Key Takeaways from the Bonn Climate Meeting: Addressing Old Conflicts and Some Progress

Key Takeaways from the Bonn Climate Meeting: Addressing Old Conflicts and Some Progress
Posted on 21-06-2023

Key Takeaways from the Bonn Climate Meeting: Addressing Old Conflicts and Some Progress


Representatives from countries around the world gathered in Bonn, Germany, for climate negotiations, in preparation for the upcoming UNFCCC's COP28 in Dubai. This marked the first full in-person meeting since COP27 in Sharm el-Sheikh, Egypt. The primary agenda of the Bonn Conference was to lay the groundwork for the global stocktake (GST) and accelerate climate action.


Global Stocktake (GST):

The GST, mandated by the 2015 Paris Agreement, aims to assess global progress in fighting climate change and identify strategies to bridge the adequacy gap. The Bonn conference concluded the third round of technical discussions on GST, producing a framework outlining the elements to be included in the stocktake exercise. The substantive discussions and decisions regarding the GST will take place at COP28.


Mitigation Work Programme (MWP):

In addition to the GST, the MWP was established at COP26 in Glasgow, focusing on increasing emission cuts. However, discussions on the MWP faced challenges when developing countries raised concerns about the lack of enabling finance and technology transfers from developed countries. Developed nations have an obligation to support the climate action plans of developing countries through financial assistance and technology transfers.


Issues Between Developed and Developing Nations:

Disagreements emerged during the discussions on GST, particularly concerning provisions related to finance, technology transfer, and the historical responsibility of rich countries. Developed countries are historically responsible for a significant portion of greenhouse gas emissions, forming the basis for differentiated burden-sharing between developed and developing nations. Developing countries emphasized the need for international support in the form of financial resources and technology transfer to enhance their climate actions.

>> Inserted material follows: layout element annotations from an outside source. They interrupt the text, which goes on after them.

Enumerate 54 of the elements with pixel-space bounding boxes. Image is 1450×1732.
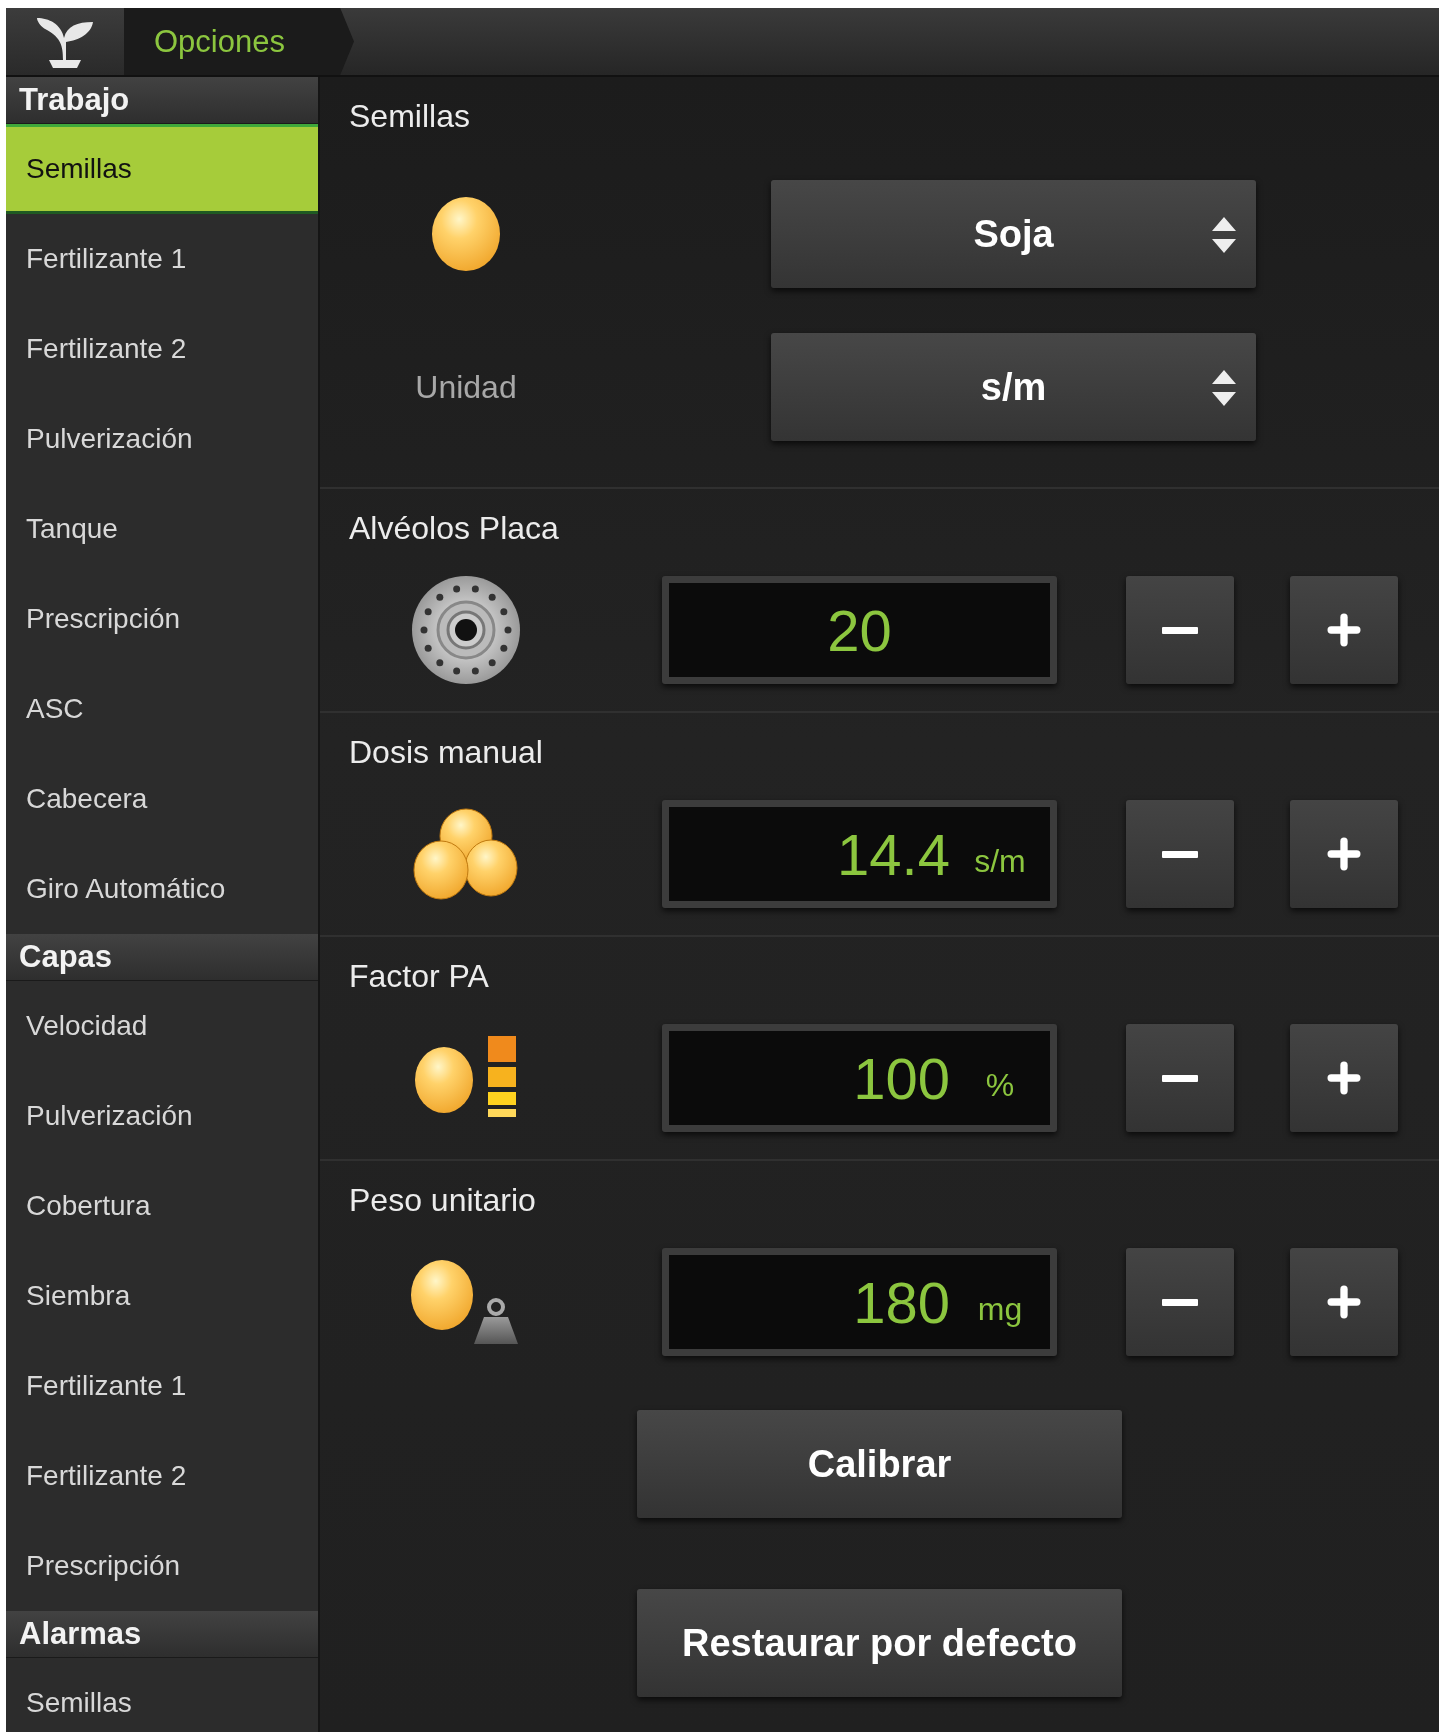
sidebar-item[interactable]: Semillas: [6, 1658, 318, 1732]
section-title: Peso unitario: [349, 1180, 536, 1220]
value-field[interactable]: 20: [662, 576, 1057, 684]
sidebar-item[interactable]: Fertilizante 2: [6, 1431, 318, 1521]
sidebar-item[interactable]: Siembra: [6, 1251, 318, 1341]
field-label: Unidad: [415, 368, 517, 406]
action-button[interactable]: Restaurar por defecto: [637, 1589, 1122, 1697]
minus-icon: [1162, 850, 1198, 858]
dropdown[interactable]: Soja: [771, 180, 1256, 288]
sidebar-item[interactable]: Giro Automático: [6, 844, 318, 934]
decrement-button[interactable]: [1126, 1248, 1234, 1356]
minus-icon: [1162, 1298, 1198, 1306]
section-title: Semillas: [349, 96, 470, 136]
sidebar-item[interactable]: Prescripción: [6, 574, 318, 664]
sidebar-item[interactable]: Cabecera: [6, 754, 318, 844]
section-title: Factor PA: [349, 956, 489, 996]
decrement-button[interactable]: [1126, 1024, 1234, 1132]
sidebar-item[interactable]: Semillas: [6, 124, 318, 214]
sidebar-item[interactable]: Prescripción: [6, 1521, 318, 1611]
value-field[interactable]: 180 mg: [662, 1248, 1057, 1356]
dropdown[interactable]: s/m: [771, 333, 1256, 441]
section-title: Alvéolos Placa: [349, 508, 559, 548]
seed-disc-icon: [411, 575, 521, 685]
up-down-arrows-icon: [1212, 370, 1236, 406]
value-field[interactable]: 100 %: [662, 1024, 1057, 1132]
increment-button[interactable]: [1290, 576, 1398, 684]
value-field[interactable]: 14.4 s/m: [662, 800, 1057, 908]
increment-button[interactable]: [1290, 800, 1398, 908]
decrement-button[interactable]: [1126, 576, 1234, 684]
section-title: Dosis manual: [349, 732, 543, 772]
sidebar-item[interactable]: Tanque: [6, 484, 318, 574]
sidebar-item[interactable]: Fertilizante 1: [6, 1341, 318, 1431]
sprout-logo-icon: [35, 15, 95, 68]
seed-icon: [431, 196, 501, 272]
breadcrumb-tab[interactable]: Opciones: [124, 8, 354, 75]
increment-button[interactable]: [1290, 1248, 1398, 1356]
seeds-icon: [413, 808, 519, 900]
group-header: Capas: [6, 934, 318, 981]
minus-icon: [1162, 1074, 1198, 1082]
sidebar-item[interactable]: Pulverización: [6, 1071, 318, 1161]
decrement-button[interactable]: [1126, 800, 1234, 908]
minus-icon: [1162, 626, 1198, 634]
seed-level-icon: [414, 1036, 518, 1120]
sidebar-item[interactable]: ASC: [6, 664, 318, 754]
up-down-arrows-icon: [1212, 217, 1236, 253]
increment-button[interactable]: [1290, 1024, 1398, 1132]
sidebar-item[interactable]: Fertilizante 2: [6, 304, 318, 394]
sidebar-item[interactable]: Velocidad: [6, 981, 318, 1071]
action-button[interactable]: Calibrar: [637, 1410, 1122, 1518]
sidebar-item[interactable]: Cobertura: [6, 1161, 318, 1251]
sidebar-item[interactable]: Pulverización: [6, 394, 318, 484]
group-header: Trabajo: [6, 77, 318, 124]
group-header: Alarmas: [6, 1611, 318, 1658]
sidebar-item[interactable]: Fertilizante 1: [6, 214, 318, 304]
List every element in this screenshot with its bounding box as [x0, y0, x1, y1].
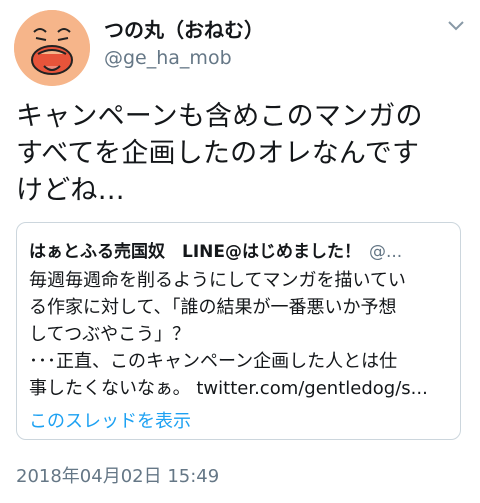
tweet-line: キャンペーンも含めこのマンガの	[16, 101, 423, 132]
avatar[interactable]	[14, 10, 90, 86]
tweet-text: キャンペーンも含めこのマンガの すべてを企画したのオレなんです けどね…	[16, 98, 468, 209]
quoted-author-name: はぁとふる売国奴 LINE@はじめました！	[29, 242, 361, 262]
author-handle[interactable]: @ge_ha_mob	[104, 47, 232, 69]
quoted-line: ･･･正直、このキャンペーン企画した人とは仕	[29, 351, 398, 372]
quoted-line: る作家に対して、「誰の結果が一番悪いか予想	[29, 297, 397, 318]
avatar-illustration	[14, 10, 90, 86]
show-thread-link[interactable]: このスレッドを表示	[29, 407, 191, 433]
author-display-name[interactable]: つの丸（おねむ）	[104, 14, 264, 43]
quoted-tweet-header: はぁとふる売国奴 LINE@はじめました！ @...	[29, 237, 455, 262]
tweet-line: けどね…	[16, 175, 125, 206]
quoted-line: 毎週毎週命を削るようにしてマンガを描いてい	[29, 270, 406, 291]
tweet-timestamp[interactable]: 2018年04月02日 15:49	[16, 462, 219, 488]
tweet-line: すべてを企画したのオレなんです	[16, 138, 420, 169]
quoted-line: 事したくないなぁ。 twitter.com/gentledog/s...	[29, 378, 428, 399]
quoted-tweet-card[interactable]: はぁとふる売国奴 LINE@はじめました！ @... 毎週毎週命を削るようにしてマ…	[16, 222, 461, 440]
quoted-author-handle: @...	[369, 242, 403, 262]
chevron-down-icon[interactable]	[446, 18, 466, 32]
quoted-tweet-text: 毎週毎週命を削るようにしてマンガを描いてい る作家に対して、「誰の結果が一番悪い…	[29, 267, 453, 402]
quoted-line: してつぶやこう」？	[29, 324, 191, 345]
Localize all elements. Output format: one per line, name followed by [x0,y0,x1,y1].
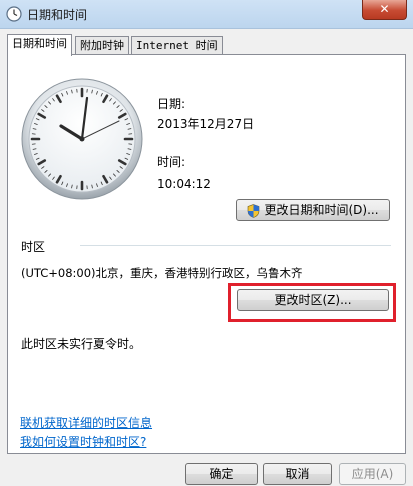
date-value: 2013年12月27日 [157,117,255,131]
time-value: 10:04:12 [157,177,211,191]
tab-panel: 日期: 2013年12月27日 时间: 10:04:12 更改日期和时间(D).… [7,54,406,454]
tab-additional-clocks[interactable]: 附加时钟 [75,36,129,55]
online-timezone-info-link[interactable]: 联机获取详细的时区信息 [20,414,152,431]
change-timezone-button[interactable]: 更改时区(Z)... [237,289,389,311]
tab-date-time[interactable]: 日期和时间 [7,34,72,56]
window-title: 日期和时间 [27,8,88,22]
timezone-value: (UTC+08:00)北京，重庆，香港特别行政区，乌鲁木齐 [21,266,303,280]
timezone-section-label: 时区 [21,240,46,254]
dst-note: 此时区未实行夏令时。 [21,337,142,351]
change-date-time-button[interactable]: 更改日期和时间(D)... [236,199,390,221]
change-date-time-label: 更改日期和时间(D)... [264,203,379,217]
clock-window-icon [6,6,22,22]
section-divider [80,245,391,246]
close-button[interactable]: ✕ [362,0,407,20]
cancel-button[interactable]: 取消 [263,463,332,485]
tab-internet-time[interactable]: Internet 时间 [131,36,223,55]
title-bar: 日期和时间 ✕ [0,0,413,29]
apply-button[interactable]: 应用(A) [339,463,406,485]
close-icon: ✕ [379,2,390,16]
uac-shield-icon [248,203,260,218]
date-label: 日期: [157,97,186,111]
ok-button[interactable]: 确定 [185,463,258,485]
time-label: 时间: [157,155,186,169]
analog-clock [21,78,143,200]
how-to-set-clock-link[interactable]: 我如何设置时钟和时区? [20,433,146,450]
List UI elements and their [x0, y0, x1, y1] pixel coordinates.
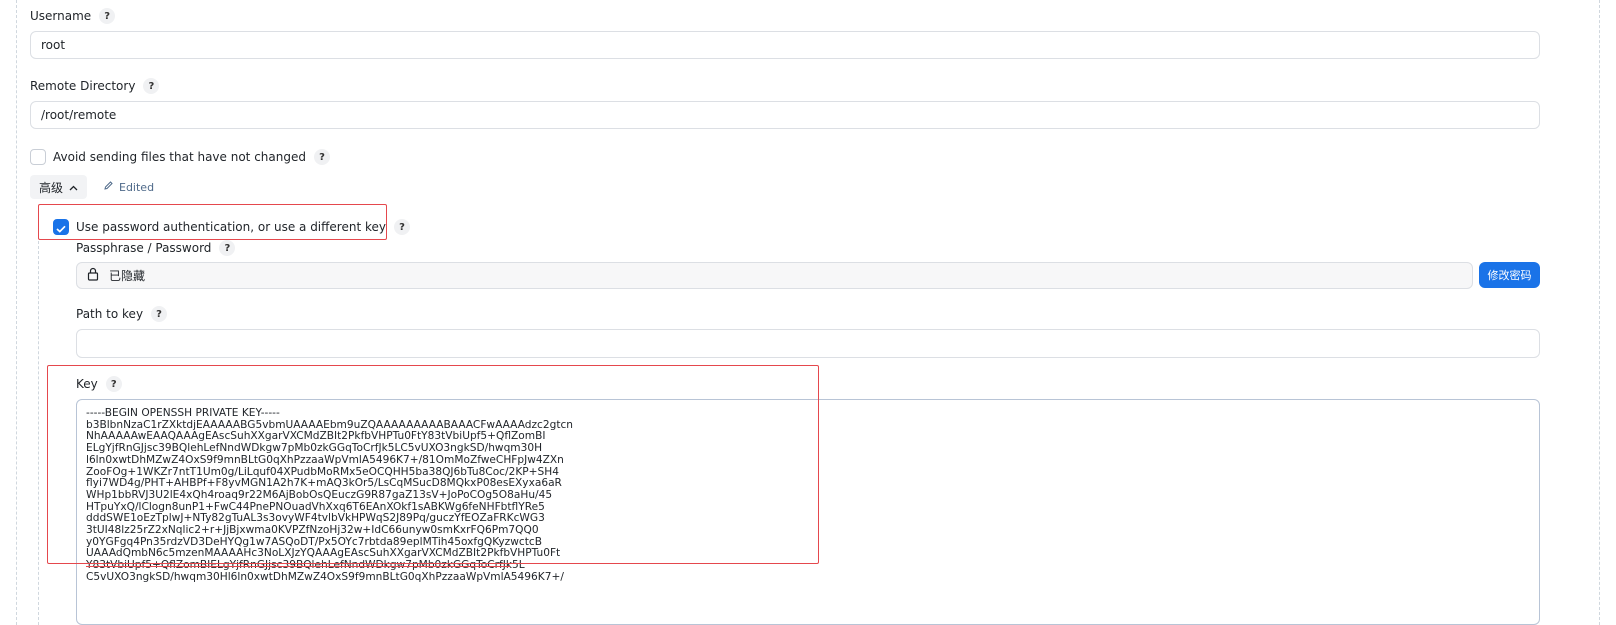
avoid-sending-help-icon[interactable]: ?	[313, 149, 330, 165]
avoid-sending-label: Avoid sending files that have not change…	[53, 149, 330, 165]
advanced-toggle-button[interactable]: 高级	[30, 175, 88, 199]
key-textarea[interactable]: -----BEGIN OPENSSH PRIVATE KEY----- b3Blb…	[76, 399, 1540, 625]
avoid-sending-checkbox[interactable]	[30, 149, 46, 165]
edited-indicator: Edited	[103, 180, 154, 194]
pencil-icon	[103, 180, 114, 194]
highlight-underline	[86, 566, 510, 567]
key-line: l6ln0xwtDhMZwZ4OxS9f9mnBLtG0qXhPzzaaWpVm…	[86, 453, 564, 466]
key-line: -----BEGIN OPENSSH PRIVATE KEY-----	[86, 407, 280, 419]
username-help-icon[interactable]: ?	[99, 8, 116, 24]
username-value: root	[41, 38, 66, 52]
use-password-label: Use password authentication, or use a di…	[76, 219, 410, 235]
remote-directory-label: Remote Directory ?	[30, 78, 160, 94]
advanced-section-border	[38, 236, 39, 625]
passphrase-help-icon[interactable]: ?	[219, 240, 236, 256]
use-password-checkbox[interactable]	[53, 219, 69, 235]
key-line: C5vUXO3ngkSD/hwqm30Hl6ln0xwtDhMZwZ4OxS9f…	[86, 570, 564, 583]
path-to-key-label: Path to key ?	[76, 306, 168, 322]
key-content: -----BEGIN OPENSSH PRIVATE KEY----- b3Blb…	[86, 407, 1530, 584]
key-help-icon[interactable]: ?	[105, 376, 122, 392]
path-to-key-help-icon[interactable]: ?	[151, 306, 168, 322]
remote-directory-value: /root/remote	[41, 108, 117, 122]
passphrase-field[interactable]: 已隐藏	[76, 262, 1473, 289]
chevron-up-icon	[69, 180, 78, 194]
key-label: Key ?	[76, 376, 122, 392]
remote-directory-help-icon[interactable]: ?	[143, 78, 160, 94]
check-icon	[56, 218, 66, 237]
change-password-button[interactable]: 修改密码	[1479, 262, 1540, 288]
key-line: 3tUI48lz25rZ2xNqlic2+r+JjBjxwma0KVPZfNzo…	[86, 524, 539, 537]
remote-directory-input[interactable]: /root/remote	[30, 101, 1540, 129]
path-to-key-input[interactable]	[76, 329, 1540, 358]
key-line: WHp1bbRVJ3U2lE4xQh4roaq9r22M6AjBobOsQEuc…	[86, 488, 553, 501]
username-label: Username ?	[30, 8, 116, 24]
ssh-server-config-form: Username ? root Remote Directory ? /root…	[0, 0, 1616, 625]
passphrase-label: Passphrase / Password ?	[76, 240, 236, 256]
lock-icon	[87, 267, 99, 284]
section-border-right	[1599, 0, 1600, 625]
use-password-help-icon[interactable]: ?	[393, 219, 410, 235]
username-input[interactable]: root	[30, 31, 1540, 59]
section-border-left	[16, 0, 17, 625]
passphrase-hidden-value: 已隐藏	[109, 269, 146, 283]
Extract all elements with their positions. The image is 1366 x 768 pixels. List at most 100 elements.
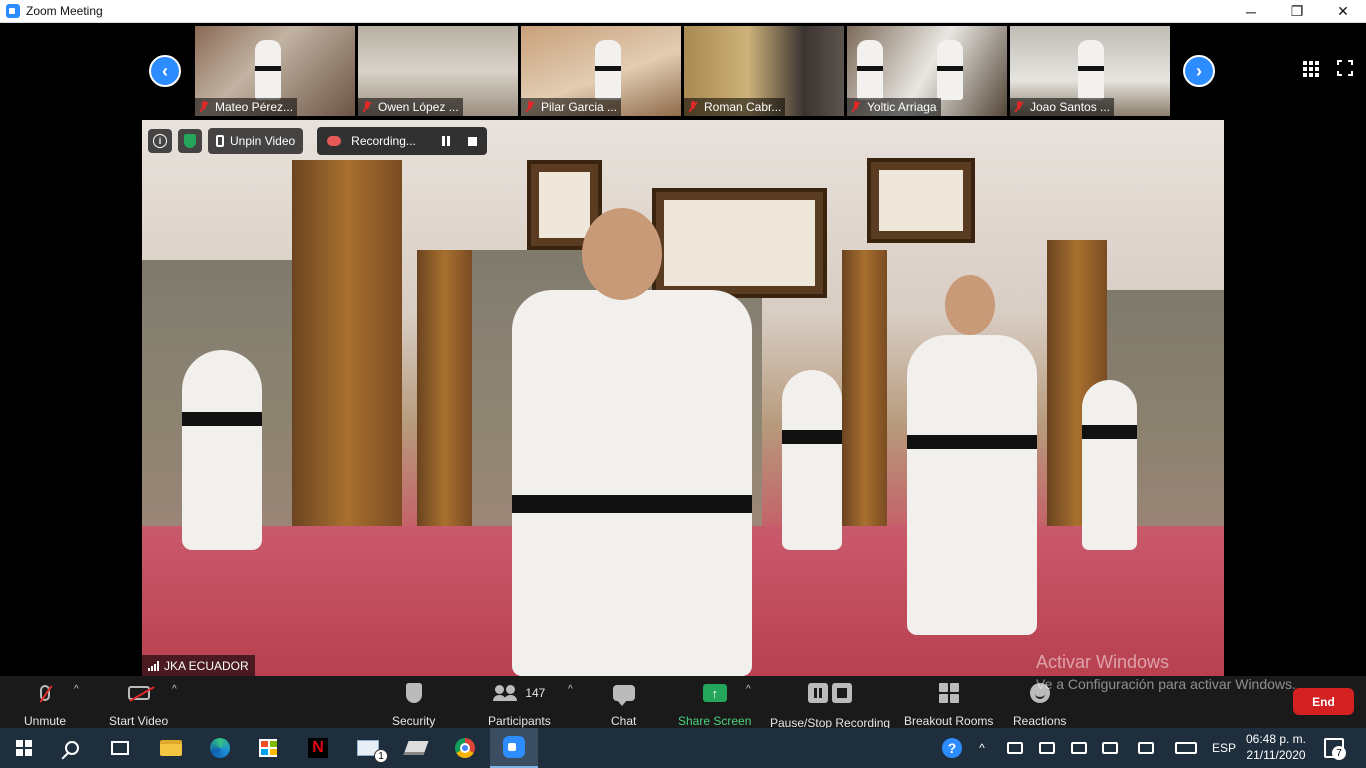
unpin-video-button[interactable]: Unpin Video <box>208 128 304 154</box>
security-label: Security <box>392 714 436 728</box>
participant-name: Owen López ... <box>378 100 459 114</box>
windows-logo-icon <box>16 740 32 756</box>
video-toolbar: i Unpin Video Recording... <box>148 127 487 155</box>
windows-taskbar: N 1 ? ^ ESP 06:48 p. m. 21/11/2020 7 <box>0 728 1366 768</box>
volume-icon <box>1102 742 1118 754</box>
help-icon: ? <box>942 738 962 758</box>
chat-button[interactable]: Chat <box>611 680 636 728</box>
stack-app-icon <box>403 741 429 755</box>
tray-wifi[interactable] <box>1069 728 1089 768</box>
participant-name: Yoltic Arriaga <box>867 100 937 114</box>
taskbar-store[interactable] <box>244 728 292 768</box>
window-controls: ─ ❐ ✕ <box>1228 0 1366 23</box>
clock-time: 06:48 p. m. <box>1245 732 1307 746</box>
audio-options-caret[interactable]: ^ <box>74 684 79 695</box>
restore-button[interactable]: ❐ <box>1274 0 1320 23</box>
taskbar-mail[interactable]: 1 <box>344 728 392 768</box>
taskbar-zoom[interactable] <box>490 728 538 768</box>
tray-language[interactable]: ESP <box>1208 728 1240 768</box>
stop-recording-icon[interactable] <box>467 136 477 146</box>
tray-pen[interactable] <box>1136 728 1156 768</box>
start-video-button[interactable]: Start Video <box>109 680 168 728</box>
tray-battery[interactable] <box>1037 728 1057 768</box>
cloud-recording-icon <box>327 136 342 146</box>
mail-icon: 1 <box>357 740 388 763</box>
security-button[interactable]: Security <box>392 680 435 728</box>
participants-label: Participants <box>488 714 551 728</box>
participant-name: Mateo Pérez... <box>215 100 294 114</box>
minimize-button[interactable]: ─ <box>1228 0 1274 23</box>
wifi-icon <box>1071 742 1087 754</box>
info-icon: i <box>153 134 167 148</box>
fullscreen-icon[interactable] <box>1336 59 1354 77</box>
reactions-label: Reactions <box>1013 714 1067 728</box>
watermark-title: Activar Windows <box>1036 652 1170 672</box>
main-speaker-video[interactable] <box>142 120 1224 676</box>
pause-stop-recording-button[interactable]: Pause/Stop Recording <box>770 680 890 730</box>
pen-icon <box>1138 742 1154 754</box>
participant-thumbnail[interactable]: Yoltic Arriaga <box>847 26 1007 116</box>
participant-name-tag: Owen López ... <box>358 98 463 116</box>
participant-thumbnail[interactable]: Mateo Pérez... <box>195 26 355 116</box>
share-screen-label: Share Screen <box>678 714 752 728</box>
participants-button[interactable]: 147 Participants <box>488 680 551 728</box>
close-button[interactable]: ✕ <box>1320 0 1366 23</box>
task-view-button[interactable] <box>96 728 144 768</box>
participant-name-tag: Pilar Garcia ... <box>521 98 622 116</box>
mic-muted-icon <box>525 101 535 113</box>
taskbar-file-explorer[interactable] <box>147 728 195 768</box>
participant-name-tag: Mateo Pérez... <box>195 98 298 116</box>
meeting-info-button[interactable]: i <box>148 129 172 153</box>
window-title: Zoom Meeting <box>26 4 103 18</box>
participant-thumbnail[interactable]: Owen López ... <box>358 26 518 116</box>
start-button[interactable] <box>0 728 48 768</box>
participant-thumbnail[interactable]: Joao Santos ... <box>1010 26 1170 116</box>
unmute-button[interactable]: Unmute <box>24 680 66 728</box>
tray-expand-button[interactable]: ^ <box>972 728 992 768</box>
participants-options-caret[interactable]: ^ <box>568 684 573 695</box>
video-options-caret[interactable]: ^ <box>172 684 177 695</box>
meeting-stage: ‹ Mateo Pérez... Owen López ... Pilar Ga… <box>0 23 1366 676</box>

Importance of Financial Support:

To achieve the goal of reducing global emissions by 43% from 2019 levels by 2030 and meet the 1.5-degree target, developing countries require approximately US$ 6 trillion between now and 2030 to implement their climate action plans. Additionally, the annual loss and damage needs of developing countries amount to around US$ 400 billion. However, the committed annual funding of US$ 100 billion by developed countries, which was supposed to be available from 2020, falls short of these requirements.


Concerns Raised by Developed Nations:

Developed nations argue that historical emissions occurred when there were limited alternatives to fossil fuels, and the understanding of greenhouse gas harm was limited. They highlight that since 1992, a significant share (57%) of carbon dioxide emissions came from non-Annex I countries (all countries excluding a group of about 40 rich and industrialized countries). Developed nations emphasize that while they lead climate action, bridging the adequacy gap is not solely their responsibility and reject references to pre-2020 commitments in the GST.


Future Perspectives:

Efforts are underway to raise financial resources for climate change, such as the Summit for a New Global Financial Pact. This initiative aims to redirect global financial flows and raise new funds to combat climate change, biodiversity loss, and poverty. However, a fundamental overhaul of discussions, actions, and financing related to climate change is necessary, as current global efforts are fragmented, partial, and insufficient to achieve temperature targets.


The Bonn Climate Meeting highlighted the importance of addressing historical responsibility, providing financial resources, and enhancing technology transfers to support climate action in developing countries. To meet the 1.5-degree or 2-degree Celsius targets, a significant and immediate scale-up in global climate action is imperative. The international community needs to undertake comprehensive reforms in discussions, actions, and financing to effectively combat climate change and its associated challenges.